How bin Laden Won (Aris Roussinos, UnHerd, 20 min.)
Emphasis on the War on Terror as a giant, entrapping money pit for the American empire runs throughout bin Laden’s messages. In his 2002 Letter to the American People, bin Laden taunted the inhabitants of “the worst civilisation witnessed by the history of mankind” that “it was easy for us to provoke this administration and lure it into perdition. All we had to do was send two mujahidin to the Far East to raise up a rag on which “al-Qaeda” was written, and the generals came running. This inflicted human, financial, and political losses on America without them even achieving anything worth mentioning, apart from providing business for their private corporations.”
General Failure: How the U.S. Military Lied About the 9/11 Wars (Peter Maass, The Intercept, 30 min.)
The generals who misled Congress and the American public about the wars in Afghanistan and Iraq have not needed to worry about negative consequences for their careers. After 20 years of conducting a disinformation campaign about what was really happening on the ground, not a single U.S. general has faced any punishment.

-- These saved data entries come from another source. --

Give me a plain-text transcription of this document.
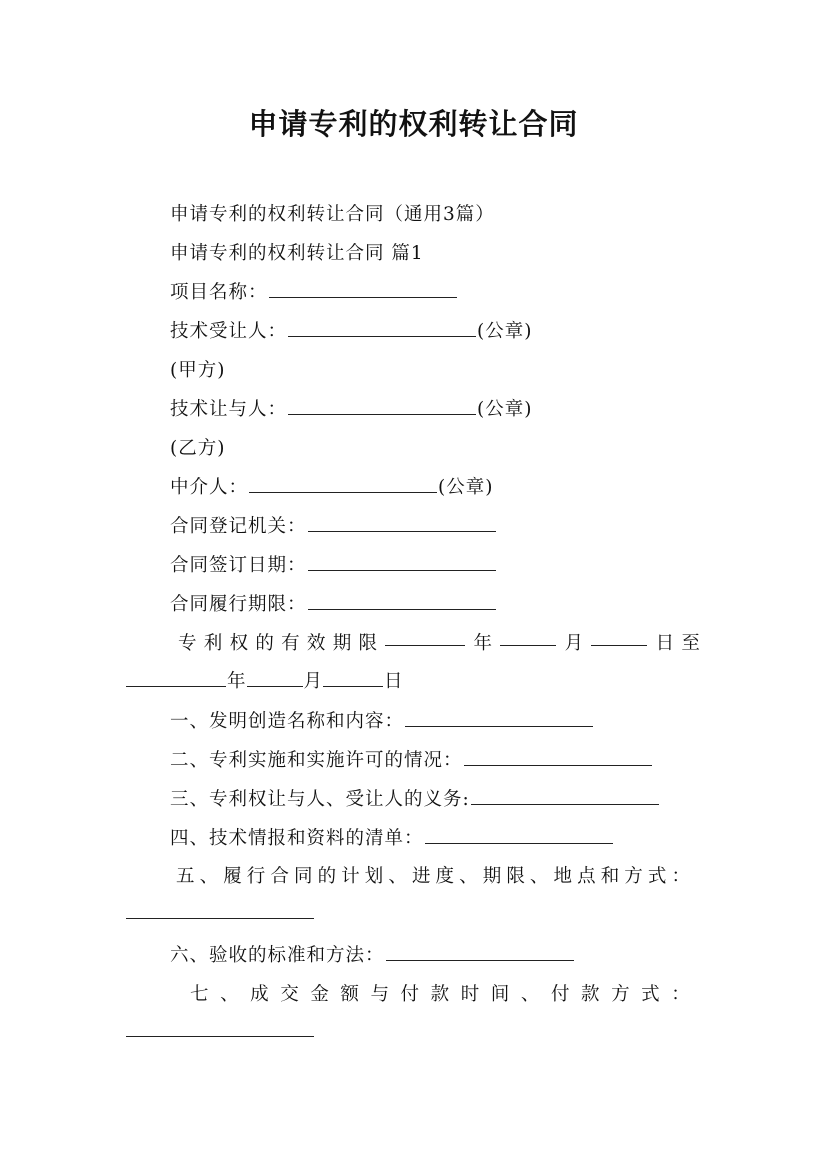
申请专利的权利转让合同
申请专利的权利转让合同（通用3篇）
申请专利的权利转让合同 篇1
项目名称：
技术受让人：	(公章)
(甲方)
技术让与人：	(公章)
(乙方)
中介人：	(公章)
合同登记机关：
合同签订日期：
合同履行期限：
专 利 权 的 有 效 期 限	年	月	日 至
年	月	日
一、发明创造名称和内容：
二、专利实施和实施许可的情况：
三、专利权让与人、受让人的义务:
四、技术情报和资料的清单：
五 、 履 行 合 同 的 计 划 、 进 度 、 期 限 、 地 点 和 方 式 ：
六、验收的标准和方法：
七 、 成 交 金 额 与 付 款 时 间 、 付 款 方 式 ：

The reverse happened — they were praised for their deceptively upbeat assessments and given more stars, and when they retired with generous military pensions, they landed high-paying jobs on corporate boards, further profiting from their disingenuousness.
In Afghanistan and Iraq, several hundred thousand civilians and combatants have perished (including more than 7,000 American soldiers), millions of people have become refugees, and trillions of dollars have been wasted. Politicians were responsible for this, pundits were responsible, and so-called experts from think tanks were responsible too. But the generals were closest to these wars and most aware, or should have been, of what was happening. Few were closer or profited more than two in particular: Gen. Lloyd Austin, who is now secretary of defense, and Gen. David Petraeus, one of the most lauded military figures of the past 20 years.
A few years after the invasion, Austin returned to Iraq as the commander of U.S. forces there, and later he took charge of Central Command, the headquarters for military operations in the Middle East and Afghanistan. His charmed path became even more charmed after he retired from the military. In addition to drawing a monthly pension of about $15,000, Austin joined several corporate boards, including the board of directors of United Technologies Corporation, the military contractor that merged with Raytheon in 2020, from which he has received more than $1.5 million, and advisory boards at Booz Allen Hamilton and a private equity firm called Pine Island Capital Partners. Biden’s secretary of defense owns a $2.6 million mansion in the Washington, D.C., area with seven bedrooms, a five-car garage, two kitchens, and a pool house.
Based on secret interviews the government conducted with officers and civilians who served in Afghanistan, journalist Craig Whitlock’s new book, “The Afghanistan Papers,” offers overwhelming evidence that military leaders knew the war was failing and lied about it. The book cites an Army colonel, Bob Crowley, as saying that “every data point was altered to present the best picture possible.” Whitlock described the military’s upbeat assessments as “unwarranted and baseless,” adding that they “amounted to a disinformation campaign.”
America’s political leaders have been co-conspirators with the generals in sustaining the bloodshed overseas. As the dust settles on 20 years of American warfare in Afghanistan, Congress is on track to approve a military budget that will be the largest ever.